In the contempt petition, petitioner's counsel V Raghavachari argued that pollution of the river had been continuing unabated since 2007 and the units had been discharging untreated effluents without paying any fine. Additional advocate-general P Wilson said closure orders had been issued to over 700 units.
T Mohan, representing the court-appointed monitoring committee, said that since excess machinery installed by the units had not been removed, pollution level had increased in recent months. Even when electricity supply is disconnected, some units operate at night using generators, he said.
Expressing alarm at the level of disobedience, the bench said the facts revealed a "very gloomy picture" as to the manner in which the Tamil Nadu Pollution Control Board (TNPCB) had dealt with the issue.
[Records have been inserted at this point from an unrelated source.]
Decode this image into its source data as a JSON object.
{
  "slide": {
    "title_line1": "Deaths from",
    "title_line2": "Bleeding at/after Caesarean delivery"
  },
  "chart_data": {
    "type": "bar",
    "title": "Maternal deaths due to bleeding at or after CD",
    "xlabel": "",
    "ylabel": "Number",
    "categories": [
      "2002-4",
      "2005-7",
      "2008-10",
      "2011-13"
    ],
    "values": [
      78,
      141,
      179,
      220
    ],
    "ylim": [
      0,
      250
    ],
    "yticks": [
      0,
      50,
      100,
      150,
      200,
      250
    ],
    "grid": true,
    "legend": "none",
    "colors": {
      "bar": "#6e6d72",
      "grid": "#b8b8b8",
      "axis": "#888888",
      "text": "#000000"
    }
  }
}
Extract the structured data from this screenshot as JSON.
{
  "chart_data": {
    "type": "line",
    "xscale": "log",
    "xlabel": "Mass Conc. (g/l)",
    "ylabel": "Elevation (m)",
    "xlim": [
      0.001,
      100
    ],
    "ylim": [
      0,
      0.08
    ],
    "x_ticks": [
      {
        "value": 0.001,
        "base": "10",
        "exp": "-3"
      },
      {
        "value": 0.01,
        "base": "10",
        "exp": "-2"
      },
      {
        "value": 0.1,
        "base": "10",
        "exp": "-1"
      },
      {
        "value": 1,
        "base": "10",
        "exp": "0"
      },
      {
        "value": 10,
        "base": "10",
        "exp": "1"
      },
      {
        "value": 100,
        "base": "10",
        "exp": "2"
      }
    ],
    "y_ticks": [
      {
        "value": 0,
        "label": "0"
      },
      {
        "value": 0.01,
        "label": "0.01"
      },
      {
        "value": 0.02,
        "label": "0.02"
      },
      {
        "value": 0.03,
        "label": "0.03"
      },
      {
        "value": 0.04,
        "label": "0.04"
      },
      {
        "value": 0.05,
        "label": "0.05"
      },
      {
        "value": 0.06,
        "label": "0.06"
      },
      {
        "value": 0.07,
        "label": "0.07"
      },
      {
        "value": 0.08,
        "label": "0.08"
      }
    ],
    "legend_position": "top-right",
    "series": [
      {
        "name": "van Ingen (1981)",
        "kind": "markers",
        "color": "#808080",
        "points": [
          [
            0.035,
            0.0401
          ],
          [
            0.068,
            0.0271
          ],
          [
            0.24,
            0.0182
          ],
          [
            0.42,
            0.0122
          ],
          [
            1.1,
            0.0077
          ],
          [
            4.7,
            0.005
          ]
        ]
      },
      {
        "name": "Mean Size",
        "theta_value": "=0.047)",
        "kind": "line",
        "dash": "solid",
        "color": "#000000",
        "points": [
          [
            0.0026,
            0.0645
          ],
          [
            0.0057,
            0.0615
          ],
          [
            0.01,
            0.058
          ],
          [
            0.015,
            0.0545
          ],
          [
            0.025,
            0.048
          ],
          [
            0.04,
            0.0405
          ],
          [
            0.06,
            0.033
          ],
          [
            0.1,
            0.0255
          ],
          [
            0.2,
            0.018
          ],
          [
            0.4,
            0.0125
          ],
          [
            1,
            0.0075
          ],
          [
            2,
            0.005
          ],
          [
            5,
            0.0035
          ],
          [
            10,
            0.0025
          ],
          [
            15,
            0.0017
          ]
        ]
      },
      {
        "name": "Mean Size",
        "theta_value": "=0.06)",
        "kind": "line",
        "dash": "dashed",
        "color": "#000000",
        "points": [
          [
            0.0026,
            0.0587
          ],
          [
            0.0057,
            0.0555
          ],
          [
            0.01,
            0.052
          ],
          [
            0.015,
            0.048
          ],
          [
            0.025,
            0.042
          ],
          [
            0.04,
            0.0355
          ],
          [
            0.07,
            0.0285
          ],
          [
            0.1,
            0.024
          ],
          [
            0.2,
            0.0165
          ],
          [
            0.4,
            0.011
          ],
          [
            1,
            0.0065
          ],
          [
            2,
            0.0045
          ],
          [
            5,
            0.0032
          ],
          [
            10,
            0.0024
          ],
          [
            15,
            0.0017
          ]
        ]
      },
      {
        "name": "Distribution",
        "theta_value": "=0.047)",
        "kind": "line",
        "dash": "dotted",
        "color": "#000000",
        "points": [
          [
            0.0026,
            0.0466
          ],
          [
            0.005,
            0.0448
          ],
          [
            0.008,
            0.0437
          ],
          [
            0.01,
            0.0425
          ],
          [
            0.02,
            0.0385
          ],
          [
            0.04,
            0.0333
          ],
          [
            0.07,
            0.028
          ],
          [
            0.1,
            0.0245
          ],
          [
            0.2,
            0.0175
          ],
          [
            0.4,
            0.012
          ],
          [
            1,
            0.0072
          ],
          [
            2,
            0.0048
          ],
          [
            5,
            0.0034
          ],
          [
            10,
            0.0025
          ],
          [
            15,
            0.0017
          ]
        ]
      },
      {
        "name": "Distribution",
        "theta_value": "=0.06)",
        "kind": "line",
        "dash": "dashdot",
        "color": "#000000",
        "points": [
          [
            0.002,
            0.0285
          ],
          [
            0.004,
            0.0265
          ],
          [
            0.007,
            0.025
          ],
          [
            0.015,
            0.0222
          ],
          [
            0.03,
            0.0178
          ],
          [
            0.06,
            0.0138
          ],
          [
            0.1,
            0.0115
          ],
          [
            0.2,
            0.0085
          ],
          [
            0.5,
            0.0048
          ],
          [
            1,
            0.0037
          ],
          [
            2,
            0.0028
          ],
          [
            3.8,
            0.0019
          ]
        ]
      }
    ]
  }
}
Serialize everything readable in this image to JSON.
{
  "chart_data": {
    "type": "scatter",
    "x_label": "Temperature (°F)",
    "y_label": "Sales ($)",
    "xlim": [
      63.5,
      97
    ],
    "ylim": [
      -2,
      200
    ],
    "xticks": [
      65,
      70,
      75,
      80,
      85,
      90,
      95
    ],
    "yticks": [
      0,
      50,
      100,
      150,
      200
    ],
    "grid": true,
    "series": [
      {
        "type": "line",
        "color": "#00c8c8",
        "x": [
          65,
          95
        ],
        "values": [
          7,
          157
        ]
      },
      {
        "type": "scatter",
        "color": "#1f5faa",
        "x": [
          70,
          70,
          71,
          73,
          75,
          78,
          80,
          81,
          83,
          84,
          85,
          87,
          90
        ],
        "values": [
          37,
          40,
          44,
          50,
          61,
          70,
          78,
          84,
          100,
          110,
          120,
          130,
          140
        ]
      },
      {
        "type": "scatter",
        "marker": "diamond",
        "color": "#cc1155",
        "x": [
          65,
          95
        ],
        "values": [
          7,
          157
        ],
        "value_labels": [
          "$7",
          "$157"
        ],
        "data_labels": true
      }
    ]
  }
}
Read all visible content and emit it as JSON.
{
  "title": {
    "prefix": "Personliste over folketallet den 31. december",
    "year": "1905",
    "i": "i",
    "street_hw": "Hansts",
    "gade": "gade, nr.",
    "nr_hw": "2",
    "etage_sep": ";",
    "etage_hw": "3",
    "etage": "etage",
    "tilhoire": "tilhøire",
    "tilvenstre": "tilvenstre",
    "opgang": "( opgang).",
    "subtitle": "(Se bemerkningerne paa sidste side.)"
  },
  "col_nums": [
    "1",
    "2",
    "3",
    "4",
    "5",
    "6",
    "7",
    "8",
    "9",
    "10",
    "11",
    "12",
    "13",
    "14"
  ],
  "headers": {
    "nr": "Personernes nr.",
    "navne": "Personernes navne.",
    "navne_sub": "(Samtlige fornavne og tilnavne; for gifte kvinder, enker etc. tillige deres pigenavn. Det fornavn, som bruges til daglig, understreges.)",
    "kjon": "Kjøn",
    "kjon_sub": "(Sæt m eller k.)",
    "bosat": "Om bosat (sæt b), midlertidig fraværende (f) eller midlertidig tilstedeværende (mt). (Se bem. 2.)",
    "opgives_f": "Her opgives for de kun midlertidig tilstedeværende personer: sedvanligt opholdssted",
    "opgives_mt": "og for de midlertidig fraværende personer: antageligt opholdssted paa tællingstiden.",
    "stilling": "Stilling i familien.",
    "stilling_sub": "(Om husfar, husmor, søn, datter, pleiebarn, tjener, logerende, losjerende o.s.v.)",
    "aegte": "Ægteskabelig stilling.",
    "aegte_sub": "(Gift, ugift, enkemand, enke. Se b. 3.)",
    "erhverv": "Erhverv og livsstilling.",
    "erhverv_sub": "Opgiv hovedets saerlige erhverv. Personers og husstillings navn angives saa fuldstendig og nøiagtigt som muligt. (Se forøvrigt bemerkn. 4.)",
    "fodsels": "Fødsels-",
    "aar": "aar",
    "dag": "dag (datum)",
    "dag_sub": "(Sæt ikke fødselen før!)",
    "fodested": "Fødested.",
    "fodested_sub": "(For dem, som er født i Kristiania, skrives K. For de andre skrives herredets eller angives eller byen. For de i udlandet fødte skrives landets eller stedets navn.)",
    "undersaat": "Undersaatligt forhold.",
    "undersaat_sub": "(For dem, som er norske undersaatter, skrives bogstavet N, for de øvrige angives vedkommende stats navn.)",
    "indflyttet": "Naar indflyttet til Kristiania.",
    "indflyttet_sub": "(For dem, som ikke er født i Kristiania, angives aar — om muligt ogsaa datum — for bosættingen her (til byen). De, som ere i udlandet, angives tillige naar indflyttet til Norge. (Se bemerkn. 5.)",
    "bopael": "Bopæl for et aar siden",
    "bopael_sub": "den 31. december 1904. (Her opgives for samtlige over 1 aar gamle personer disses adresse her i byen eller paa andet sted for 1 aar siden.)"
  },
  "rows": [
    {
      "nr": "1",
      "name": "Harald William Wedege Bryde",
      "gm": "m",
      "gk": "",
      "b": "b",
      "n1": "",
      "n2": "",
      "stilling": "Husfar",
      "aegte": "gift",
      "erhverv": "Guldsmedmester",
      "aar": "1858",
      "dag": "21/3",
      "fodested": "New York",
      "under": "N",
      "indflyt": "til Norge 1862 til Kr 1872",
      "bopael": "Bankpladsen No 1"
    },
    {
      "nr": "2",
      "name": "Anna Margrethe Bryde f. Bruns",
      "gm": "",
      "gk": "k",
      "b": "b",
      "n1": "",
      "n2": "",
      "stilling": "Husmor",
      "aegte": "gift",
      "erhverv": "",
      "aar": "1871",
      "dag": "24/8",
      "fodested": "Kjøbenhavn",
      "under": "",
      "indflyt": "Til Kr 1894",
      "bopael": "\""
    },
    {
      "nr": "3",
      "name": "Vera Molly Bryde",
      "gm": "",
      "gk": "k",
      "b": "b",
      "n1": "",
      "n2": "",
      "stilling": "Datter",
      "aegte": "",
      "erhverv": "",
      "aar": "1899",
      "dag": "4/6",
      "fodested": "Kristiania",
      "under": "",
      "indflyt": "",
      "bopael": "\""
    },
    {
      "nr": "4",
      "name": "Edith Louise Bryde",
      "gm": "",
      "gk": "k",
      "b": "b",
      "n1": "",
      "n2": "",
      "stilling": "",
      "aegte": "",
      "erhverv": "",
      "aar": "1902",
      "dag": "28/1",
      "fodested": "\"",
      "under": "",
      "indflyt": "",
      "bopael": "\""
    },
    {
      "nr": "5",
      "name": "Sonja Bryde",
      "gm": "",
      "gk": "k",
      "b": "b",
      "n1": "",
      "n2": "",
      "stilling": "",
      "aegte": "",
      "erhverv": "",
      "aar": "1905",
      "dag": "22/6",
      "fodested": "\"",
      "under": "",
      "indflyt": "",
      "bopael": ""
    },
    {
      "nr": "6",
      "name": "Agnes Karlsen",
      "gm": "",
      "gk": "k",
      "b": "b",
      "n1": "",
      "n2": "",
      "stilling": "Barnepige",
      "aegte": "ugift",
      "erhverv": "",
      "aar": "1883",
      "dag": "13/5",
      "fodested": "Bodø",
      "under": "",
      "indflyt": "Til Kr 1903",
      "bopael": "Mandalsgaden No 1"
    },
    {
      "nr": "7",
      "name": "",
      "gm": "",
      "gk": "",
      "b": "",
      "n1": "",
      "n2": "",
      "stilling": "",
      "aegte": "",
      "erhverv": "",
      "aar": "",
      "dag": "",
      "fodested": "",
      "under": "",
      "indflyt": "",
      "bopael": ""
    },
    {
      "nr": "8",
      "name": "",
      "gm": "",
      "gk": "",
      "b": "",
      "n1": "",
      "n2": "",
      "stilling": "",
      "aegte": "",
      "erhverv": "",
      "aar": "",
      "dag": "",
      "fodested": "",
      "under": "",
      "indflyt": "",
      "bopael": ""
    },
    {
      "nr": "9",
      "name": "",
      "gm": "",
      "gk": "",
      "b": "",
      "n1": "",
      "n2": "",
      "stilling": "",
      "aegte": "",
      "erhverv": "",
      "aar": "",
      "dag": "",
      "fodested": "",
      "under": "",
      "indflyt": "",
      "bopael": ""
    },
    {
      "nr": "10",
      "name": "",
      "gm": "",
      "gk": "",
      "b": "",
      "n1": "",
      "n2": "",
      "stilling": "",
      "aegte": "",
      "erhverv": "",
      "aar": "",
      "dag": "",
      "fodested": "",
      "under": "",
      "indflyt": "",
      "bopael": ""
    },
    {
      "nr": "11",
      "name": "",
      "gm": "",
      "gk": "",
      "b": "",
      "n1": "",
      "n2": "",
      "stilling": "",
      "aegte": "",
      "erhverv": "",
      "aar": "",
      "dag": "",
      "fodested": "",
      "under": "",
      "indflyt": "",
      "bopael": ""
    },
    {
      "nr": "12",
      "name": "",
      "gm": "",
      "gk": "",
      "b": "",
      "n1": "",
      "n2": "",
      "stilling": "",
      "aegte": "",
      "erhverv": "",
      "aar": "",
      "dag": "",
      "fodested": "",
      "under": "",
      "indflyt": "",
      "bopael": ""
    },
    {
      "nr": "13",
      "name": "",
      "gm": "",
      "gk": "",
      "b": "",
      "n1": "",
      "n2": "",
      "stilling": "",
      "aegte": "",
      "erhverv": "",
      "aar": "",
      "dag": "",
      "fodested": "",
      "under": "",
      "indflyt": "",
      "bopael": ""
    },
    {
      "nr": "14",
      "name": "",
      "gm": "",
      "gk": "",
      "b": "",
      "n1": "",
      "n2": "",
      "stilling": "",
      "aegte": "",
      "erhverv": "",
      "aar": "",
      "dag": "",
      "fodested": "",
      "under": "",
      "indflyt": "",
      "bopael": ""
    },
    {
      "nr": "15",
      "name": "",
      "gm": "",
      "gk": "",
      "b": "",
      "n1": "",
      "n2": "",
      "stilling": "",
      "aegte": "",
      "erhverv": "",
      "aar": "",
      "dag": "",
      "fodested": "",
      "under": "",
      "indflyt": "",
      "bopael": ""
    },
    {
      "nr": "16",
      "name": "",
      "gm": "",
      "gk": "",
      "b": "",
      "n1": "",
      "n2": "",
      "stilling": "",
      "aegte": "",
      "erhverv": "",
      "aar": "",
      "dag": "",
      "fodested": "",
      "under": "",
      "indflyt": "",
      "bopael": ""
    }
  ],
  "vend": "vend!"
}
The judges ordered the immediate closure of all dyeing and bleaching units in the area, making it clear that each unit and effluent treatment plant should be inspected by TNPCB officials as well as the monitoring committee. Only on the basis of their report could any unit be reopened and operated, they said.
Any extra machinery and pipelines found installed in the units should be removed immediately. Units that failed to comply with the directions of the high court and the Supreme Court should pay fine for every litre of effluent let into the river, they said.
Criminal prosecution should be initiated against violators of these orders and the pollution control board should furnish a list of officials in charge of affairs during the relevant point of time, they said.
As they had failed to fully comply with the directions, of the court appropriate action may be taken against them, the judges said.